Analyzing the results

Downsizing the number of predictors

We perform stepwise regression to generate the best model with only the most necessary predictors in R:

# Create a new GLM model to bypass the error about number of rows changing
model1 <- glm(PHENO ~ PRS + Age + Sex + height + weight + physical_activity + meat + smoking + alcohol + father_cancer + mother_cancer + sibling_cancer + polyps + crohns_disease + ulcerative_colitis, data = model_1$model, family = binomial)

# Run stepwise regression
sml1 <- step(model1)

# View summary of model
summary(sml1)

# Print formula
print(formula(sml1))

Here, alcohol consumption has a lesser effect on the results than the other factors, so that can also be omitted.
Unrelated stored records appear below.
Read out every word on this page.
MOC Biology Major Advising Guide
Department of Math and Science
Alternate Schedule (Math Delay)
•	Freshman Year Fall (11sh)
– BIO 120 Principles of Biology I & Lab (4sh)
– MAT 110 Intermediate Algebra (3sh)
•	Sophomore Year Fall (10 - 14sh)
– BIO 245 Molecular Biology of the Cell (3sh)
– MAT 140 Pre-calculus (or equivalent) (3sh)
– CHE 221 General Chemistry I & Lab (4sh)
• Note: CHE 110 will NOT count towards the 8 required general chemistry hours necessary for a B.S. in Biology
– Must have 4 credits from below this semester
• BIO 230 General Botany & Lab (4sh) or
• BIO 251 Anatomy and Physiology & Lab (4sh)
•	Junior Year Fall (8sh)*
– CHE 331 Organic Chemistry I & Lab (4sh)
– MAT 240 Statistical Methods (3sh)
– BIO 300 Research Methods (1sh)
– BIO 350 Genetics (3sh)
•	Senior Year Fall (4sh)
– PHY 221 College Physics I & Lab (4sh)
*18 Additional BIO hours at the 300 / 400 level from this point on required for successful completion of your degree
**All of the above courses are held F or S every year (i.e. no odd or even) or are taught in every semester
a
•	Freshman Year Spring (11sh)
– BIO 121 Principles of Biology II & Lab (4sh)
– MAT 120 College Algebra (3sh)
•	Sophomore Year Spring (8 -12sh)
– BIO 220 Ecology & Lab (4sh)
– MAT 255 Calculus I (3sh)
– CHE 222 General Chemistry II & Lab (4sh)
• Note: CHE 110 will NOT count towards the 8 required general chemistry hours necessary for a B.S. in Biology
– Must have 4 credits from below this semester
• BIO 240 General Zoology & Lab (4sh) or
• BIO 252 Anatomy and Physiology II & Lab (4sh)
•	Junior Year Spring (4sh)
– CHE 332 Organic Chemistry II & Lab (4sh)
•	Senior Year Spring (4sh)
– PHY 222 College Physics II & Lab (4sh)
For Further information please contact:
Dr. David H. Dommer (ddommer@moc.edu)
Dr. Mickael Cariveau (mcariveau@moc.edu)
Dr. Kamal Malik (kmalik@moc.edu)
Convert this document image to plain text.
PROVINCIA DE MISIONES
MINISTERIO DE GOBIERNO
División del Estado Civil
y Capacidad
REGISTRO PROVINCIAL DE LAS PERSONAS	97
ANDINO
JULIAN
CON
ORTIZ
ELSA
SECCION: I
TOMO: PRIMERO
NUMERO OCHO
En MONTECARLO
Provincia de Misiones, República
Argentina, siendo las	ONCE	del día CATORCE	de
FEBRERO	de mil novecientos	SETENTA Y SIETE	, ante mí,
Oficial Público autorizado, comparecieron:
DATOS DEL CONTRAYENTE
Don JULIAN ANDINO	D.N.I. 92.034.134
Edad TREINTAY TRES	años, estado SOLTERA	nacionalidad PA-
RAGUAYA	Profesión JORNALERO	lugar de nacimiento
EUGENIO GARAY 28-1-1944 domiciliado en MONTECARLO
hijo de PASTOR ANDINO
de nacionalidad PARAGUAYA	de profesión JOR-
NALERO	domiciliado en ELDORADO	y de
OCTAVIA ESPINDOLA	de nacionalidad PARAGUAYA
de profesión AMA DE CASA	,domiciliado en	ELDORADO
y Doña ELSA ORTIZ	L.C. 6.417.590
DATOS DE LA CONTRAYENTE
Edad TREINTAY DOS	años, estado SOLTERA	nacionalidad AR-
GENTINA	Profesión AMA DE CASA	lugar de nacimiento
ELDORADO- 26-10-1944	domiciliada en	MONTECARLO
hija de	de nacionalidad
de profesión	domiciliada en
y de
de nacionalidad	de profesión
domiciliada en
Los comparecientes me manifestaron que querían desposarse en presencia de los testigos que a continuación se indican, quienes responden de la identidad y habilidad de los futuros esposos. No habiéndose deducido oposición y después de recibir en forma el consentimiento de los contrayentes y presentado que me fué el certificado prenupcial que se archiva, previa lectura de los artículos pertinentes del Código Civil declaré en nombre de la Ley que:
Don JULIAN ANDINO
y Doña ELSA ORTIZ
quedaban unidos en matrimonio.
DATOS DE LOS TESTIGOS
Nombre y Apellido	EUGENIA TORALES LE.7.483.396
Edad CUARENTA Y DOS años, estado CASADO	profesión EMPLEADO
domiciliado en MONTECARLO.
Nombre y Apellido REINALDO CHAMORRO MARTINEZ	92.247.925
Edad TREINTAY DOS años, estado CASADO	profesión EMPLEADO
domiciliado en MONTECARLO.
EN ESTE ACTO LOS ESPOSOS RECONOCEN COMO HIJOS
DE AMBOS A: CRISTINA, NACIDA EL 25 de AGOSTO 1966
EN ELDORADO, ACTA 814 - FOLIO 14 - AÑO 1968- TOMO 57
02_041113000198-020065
This could be due to the nature of the data in the UK Biobank for this column.

Similarly, smoking seems to have had predominantly "Never" in its entries, making it look like NOT smoking significantly affects the results. So when tied together with other factors, it looks like not smoking could increase the risk of colorectal cancer, which is a strange statement.

Finding the amount of extra information added by PRS

Incremental R-squared

We use "incremental r-squared" to compute the difference in R2 values for the model with and without PRS. R-squared can only be obtained for a linear model, so we perform linear regression. We already have R2 for the clinical model.

# Create a model using linear regression
integrated_model <- lm(PHENO ~ PRS + Age + Sex + height + weight + physical_activity + meat + smoking + alcohol + father_cancer + mother_cancer + sibling_cancer + polyps + crohns_disease + ulcerative_colitis, data = merged_df, family = binomial)

# Compute integrated R2
integrated_rsq <- summary(integrated_model)$r.squared

# Print incremental R2
incremental_rsq <- integrated_rsq - clinical_rsq

R2	PGS000074	PGS000785
R2 for integrated model	0.03116385	0.04671455
Incremental R2	0.01612564	0.03167634

The positive values say that PRS has indeed added information and increased the clinical model's accuracy instead of worsening it.

Net reclassification index (NRI)

The net reclassification index (NRI) is a measure used to assess the improvement in risk prediction models when new predictors are added. It quantifies the net correct reclassification of individuals into higher or lower-risk categories based on adding new predictors. To calculate the NRI, you must compare the risk prediction model with and without the PRS variable.

NRI = P(up|event) − P(down|event) + P(down|nonevent)−P(up|nonevent)

“Up” means that the new risk model places a person into a higher risk category than the old model. Similarly, “down” means the new model places a person into a lower-risk category.

In other words, if you create a confusion matrix

NRI = P(true positive) + P(false negative) - [(P(false positive) + P(true negative)]

The NRI ranges from -2 to +2, with a value of 0 indicating no improvement or change in risk prediction.

# Predict probabilities for integrated model
probs_integrated <- predict(model, type = "response", newdata = merged_df)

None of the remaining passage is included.